For Stallone, the experience on Stop! was one of restraint. Long
known within the industry as difficult to work with, he tried to do
his job without telling others how to do theirs. "I wanted to show
that I could work with other people and not comment," he says.
"It’s like being an airline pilot and you’re a passenger and the
plane is going down in flames."
He knocks on the table as if banging on the cockpit door.
"’Could I be of some help in there?’"
The answer he received from the filmmakers was "’No, sit back
and watch us crash.’"
Apparently some of the same tension occurred on the set of
Dredd, where first-time director Danny Cannon and others on the
production team wanted to focus more on the story of the 22nd
century hero and less on the mega-city he inhabits. Stallone says
he would have liked to show the filmgoer more of this world.
"There was nothing easy about making this movie," says Stallone.
"Everything was difficult. You have the responsibility of
maintaining the integrity of a character 25 years in the making,
then you’ve got the problem of trying to make it more cinematic
because the character was so one-sided that there’s no way you
could sustain that for a couple hours.

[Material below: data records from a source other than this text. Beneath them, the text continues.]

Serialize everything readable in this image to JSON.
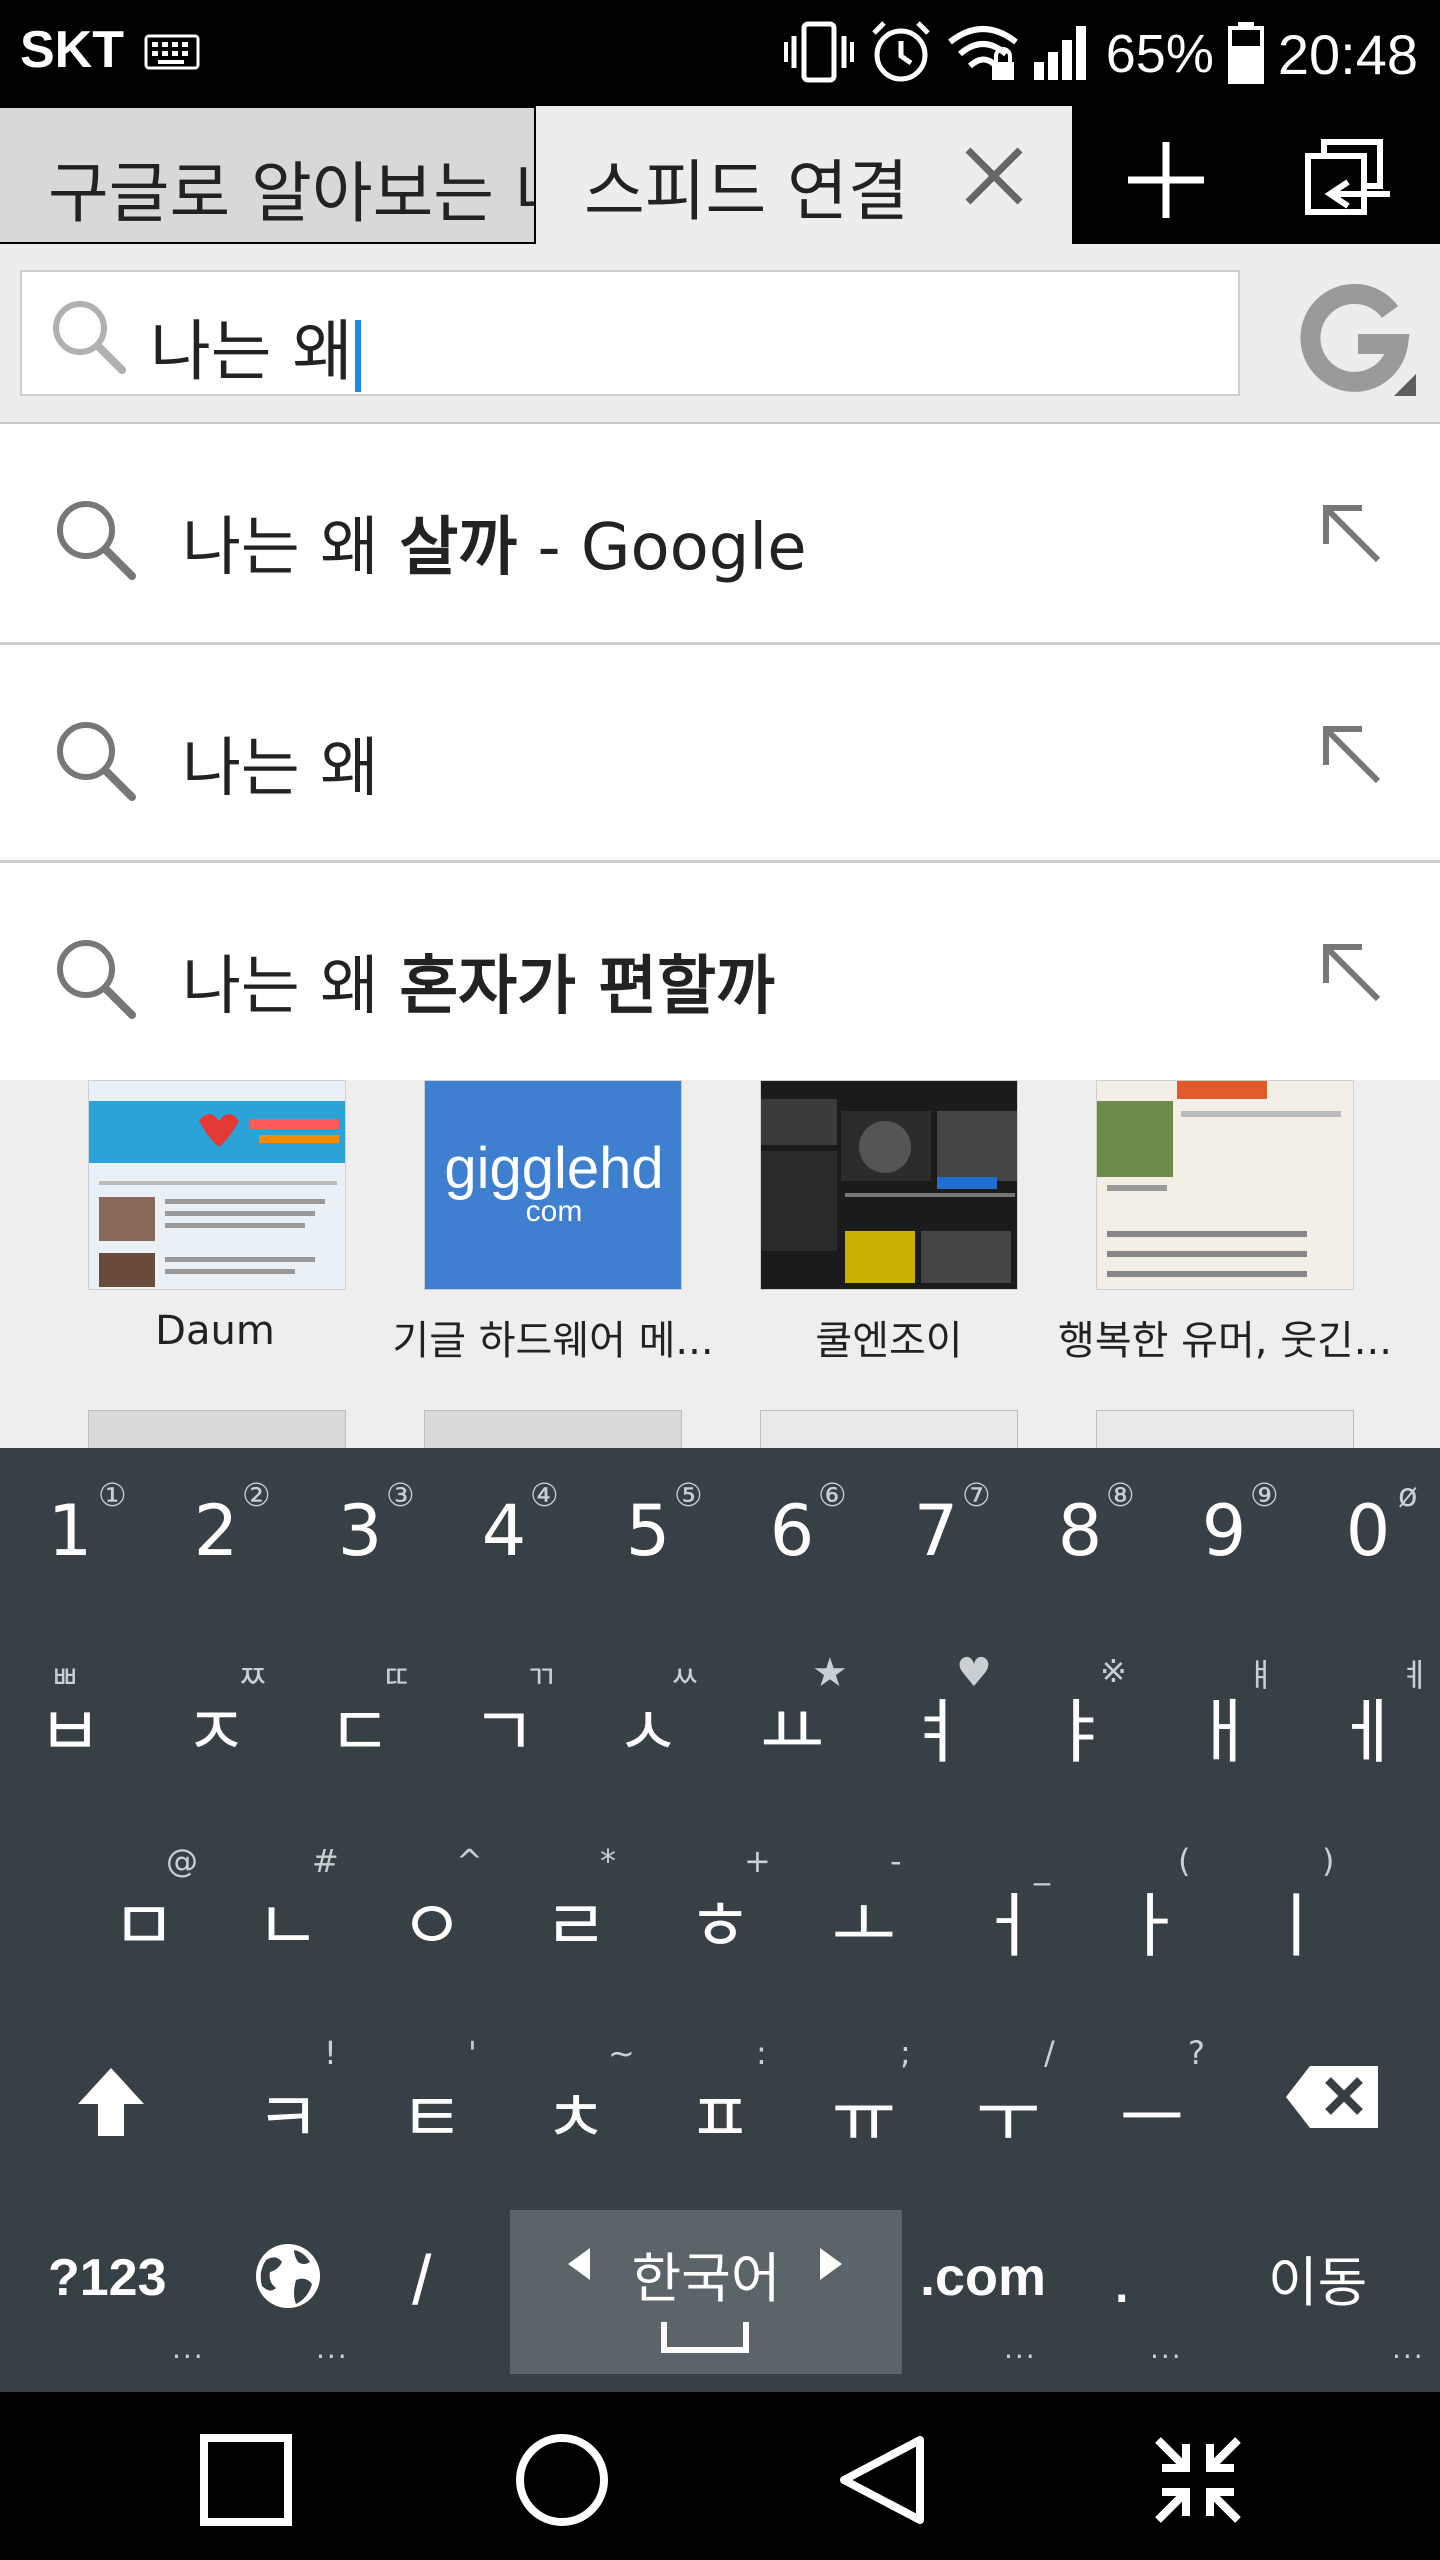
{
  "status_bar": {
    "carrier": "SKT",
    "battery_percent": "65%",
    "clock": "20:48",
    "icons": [
      "keyboard-icon",
      "vibrate-icon",
      "alarm-icon",
      "wifi-locked-icon",
      "signal-icon",
      "battery-icon"
    ]
  },
  "tabs": {
    "inactive_label": "구글로 알아보는 나",
    "active_label": "스피드 연결",
    "icons": [
      "close-icon",
      "plus-icon",
      "tab-manager-icon"
    ]
  },
  "address_bar": {
    "value": "나는 왜",
    "icons": [
      "search-icon",
      "google-g-icon"
    ]
  },
  "suggestions": [
    {
      "prefix": "나는 왜 ",
      "bold": "살까",
      "suffix": " - Google"
    },
    {
      "prefix": "나는 왜",
      "bold": "",
      "suffix": ""
    },
    {
      "prefix": "나는 왜 ",
      "bold": "혼자가 편할까",
      "suffix": ""
    }
  ],
  "speed_dial": {
    "tiles": [
      {
        "label": "Daum",
        "color": "#e9f1f7"
      },
      {
        "label": "기글 하드웨어 메...",
        "color": "#3f7fd0",
        "logo_text": "gigglehd",
        "logo_sub": "com"
      },
      {
        "label": "쿨엔조이",
        "color": "#1b1b1b"
      },
      {
        "label": "행복한 유머, 웃긴...",
        "color": "#f4efe6"
      }
    ]
  },
  "keyboard": {
    "number_row": [
      {
        "key": "1",
        "sup": "①"
      },
      {
        "key": "2",
        "sup": "②"
      },
      {
        "key": "3",
        "sup": "③"
      },
      {
        "key": "4",
        "sup": "④"
      },
      {
        "key": "5",
        "sup": "⑤"
      },
      {
        "key": "6",
        "sup": "⑥"
      },
      {
        "key": "7",
        "sup": "⑦"
      },
      {
        "key": "8",
        "sup": "⑧"
      },
      {
        "key": "9",
        "sup": "⑨"
      },
      {
        "key": "0",
        "sup": "ø"
      }
    ],
    "row1": [
      {
        "key": "ㅂ",
        "sup": "ㅃ"
      },
      {
        "key": "ㅈ",
        "sup": "ㅉ"
      },
      {
        "key": "ㄷ",
        "sup": "ㄸ"
      },
      {
        "key": "ㄱ",
        "sup": "ㄲ"
      },
      {
        "key": "ㅅ",
        "sup": "ㅆ"
      },
      {
        "key": "ㅛ",
        "sup": "★"
      },
      {
        "key": "ㅕ",
        "sup": "♥"
      },
      {
        "key": "ㅑ",
        "sup": "※"
      },
      {
        "key": "ㅐ",
        "sup": "ㅒ"
      },
      {
        "key": "ㅔ",
        "sup": "ㅖ"
      }
    ],
    "row2": [
      {
        "key": "ㅁ",
        "sup": "@"
      },
      {
        "key": "ㄴ",
        "sup": "#"
      },
      {
        "key": "ㅇ",
        "sup": "^"
      },
      {
        "key": "ㄹ",
        "sup": "*"
      },
      {
        "key": "ㅎ",
        "sup": "+"
      },
      {
        "key": "ㅗ",
        "sup": "-"
      },
      {
        "key": "ㅓ",
        "sup": "_"
      },
      {
        "key": "ㅏ",
        "sup": "("
      },
      {
        "key": "ㅣ",
        "sup": ")"
      }
    ],
    "row3": [
      {
        "key": "ㅋ",
        "sup": "!"
      },
      {
        "key": "ㅌ",
        "sup": "'"
      },
      {
        "key": "ㅊ",
        "sup": "~"
      },
      {
        "key": "ㅍ",
        "sup": ":"
      },
      {
        "key": "ㅠ",
        "sup": ";"
      },
      {
        "key": "ㅜ",
        "sup": "/"
      },
      {
        "key": "ㅡ",
        "sup": "?"
      }
    ],
    "symbols_key": "?123",
    "slash_key": "/",
    "language_label": "한국어",
    "dotcom_key": ".com",
    "period_key": ".",
    "enter_key": "이동",
    "more_dots": "...",
    "icons": [
      "shift-icon",
      "backspace-icon",
      "globe-icon",
      "arrow-left-icon",
      "arrow-right-icon",
      "space-icon"
    ]
  },
  "nav_bar": {
    "icons": [
      "recents-icon",
      "home-icon",
      "back-icon",
      "split-screen-icon"
    ]
  }
}
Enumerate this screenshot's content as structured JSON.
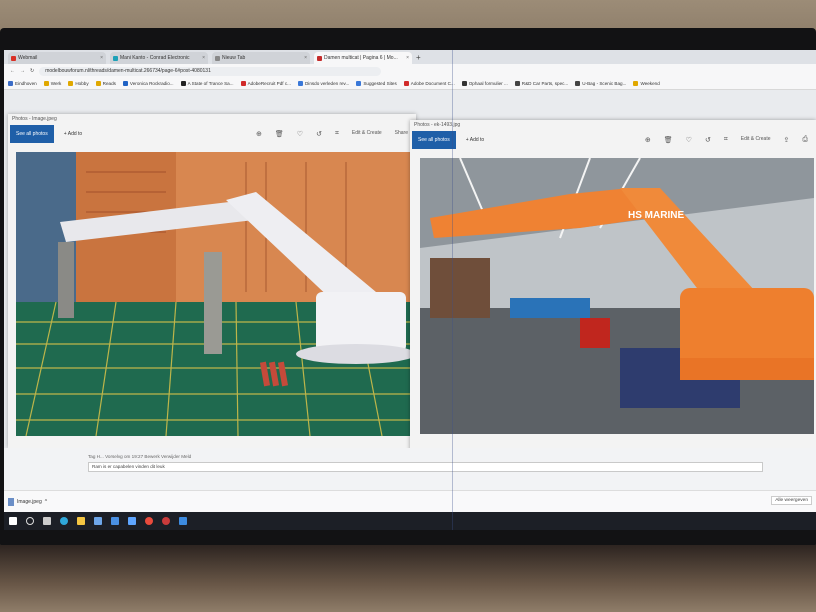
{
  "browser": {
    "tabs": [
      {
        "label": "Webmail",
        "color": "#d93025"
      },
      {
        "label": "Mani Kanto - Conrad Electronic",
        "color": "#1da1b8"
      },
      {
        "label": "Nieuw Tab",
        "color": "#888888"
      },
      {
        "label": "Damen multicat | Pagina 6 | Mo...",
        "color": "#c42b2b"
      }
    ],
    "new_tab": "+",
    "url": "modelbouwforum.nl/threads/damen-multicat.266734/page-6#post-4080131",
    "bookmarks": [
      {
        "label": "Eindhoven",
        "color": "#3b6cc7"
      },
      {
        "label": "Werk",
        "color": "#e0a800"
      },
      {
        "label": "Hobby",
        "color": "#e0a800"
      },
      {
        "label": "Reads",
        "color": "#e0a800"
      },
      {
        "label": "Veronica Rockradio...",
        "color": "#2062c4"
      },
      {
        "label": "A State of Trance Sa...",
        "color": "#222222"
      },
      {
        "label": "AdobeRecruit Pdf c...",
        "color": "#d12a2a"
      },
      {
        "label": "Dinsdo verleden rev...",
        "color": "#3a78d8"
      },
      {
        "label": "Suggested Sites",
        "color": "#3a78d8"
      },
      {
        "label": "Adobe Document C...",
        "color": "#d12a2a"
      },
      {
        "label": "Ophaal formulier ...",
        "color": "#333333"
      },
      {
        "label": "R&D Car Parts, spec...",
        "color": "#444444"
      },
      {
        "label": "U-Bag - Scenic Bag...",
        "color": "#444444"
      },
      {
        "label": "Weekend",
        "color": "#e0a800"
      }
    ]
  },
  "photos_left": {
    "title": "Photos - Image.jpeg",
    "see_all": "See all photos",
    "add_to": "Add to",
    "edit_create": "Edit & Create",
    "share": "Share"
  },
  "photos_right": {
    "title": "Photos - ek-1493.jpg",
    "see_all": "See all photos",
    "add_to": "Add to",
    "edit_create": "Edit & Create"
  },
  "page": {
    "reply_meta": "Tag H... Vorselvg om 19:27  Bewerk  Verwijder  Meld",
    "reply_field": "Ram is er capabelen vinden dit leuk",
    "download_file": "Image.jpeg",
    "show_all": "Alle weergeven"
  },
  "taskbar": {
    "icons": [
      {
        "name": "windows-start-icon",
        "color": "#ffffff"
      },
      {
        "name": "task-view-icon",
        "color": "#cccccc"
      },
      {
        "name": "edge-icon",
        "color": "#2fa7d9"
      },
      {
        "name": "file-explorer-icon",
        "color": "#f4c542"
      },
      {
        "name": "store-icon",
        "color": "#6ea6e8"
      },
      {
        "name": "mail-icon",
        "color": "#4a90e2"
      },
      {
        "name": "photos-icon",
        "color": "#5fa6ff"
      },
      {
        "name": "chrome-icon",
        "color": "#e94b3c"
      },
      {
        "name": "app-icon",
        "color": "#c93b3b"
      },
      {
        "name": "photos-app-icon",
        "color": "#3d8be0"
      }
    ]
  }
}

And then, you’ve got to bite
the bullet sometimes when you see the film going in a certain
direction you don’t like, you can’t sit there and impose yourself
the whole time, so that’s a problem."
Stallone also wanted more of Judge Dredd’s peculiar brand of
justice, the very rigid one-sided character trait that others were
attempting to dispel. "He’s so hard-core, he’s so unforgiving and
he’s so inflexible, that’s what makes it sickening," smiles
Stallone. "For example, if a woman’s being attacked, he arrests the
attacker, gives her two years and then gives her a year in prison
for being in the wrong location five minutes past curfew!"
After the woman protests, Dredd ends up giving her more years
behind bars than her attacker. "He keeps going and going and
going!" Says Stallone. "It was that irony that I wanted to
keep."
Perhaps future projects will give Stallone more control.
Although he hasn’t written for films in years, he is finishing two
screenplays presently. The star Rob Schneider calls the "John Wayne
of the era," is also interested in directing again. Observing
Richard Donner’s craft on the set of his recent film Assassins has
Stallone excited anew about the job. "When you see Dick Donner
direct, you miss the process a little bit," he says.
Stallone says that despite the massive commitment, directing’s
power is worth the struggle. "The director’s there, he’s a hawk,
he’s God," he says. "He’s creating a two-hour reality in his own
universe."
He’s amazed when directors coordinate the "light god," the
"sound god" and others to create a masterwork. "When you see films
that all come together," he says, "it’s a miracle. Because you have
three hundred people working together on one canvas."
Laying down the law
Sylvester Stallone is back to the genre he knows best-action. In
‘Judge Dredd,’ he doesn’t just enforce the law, he is the law.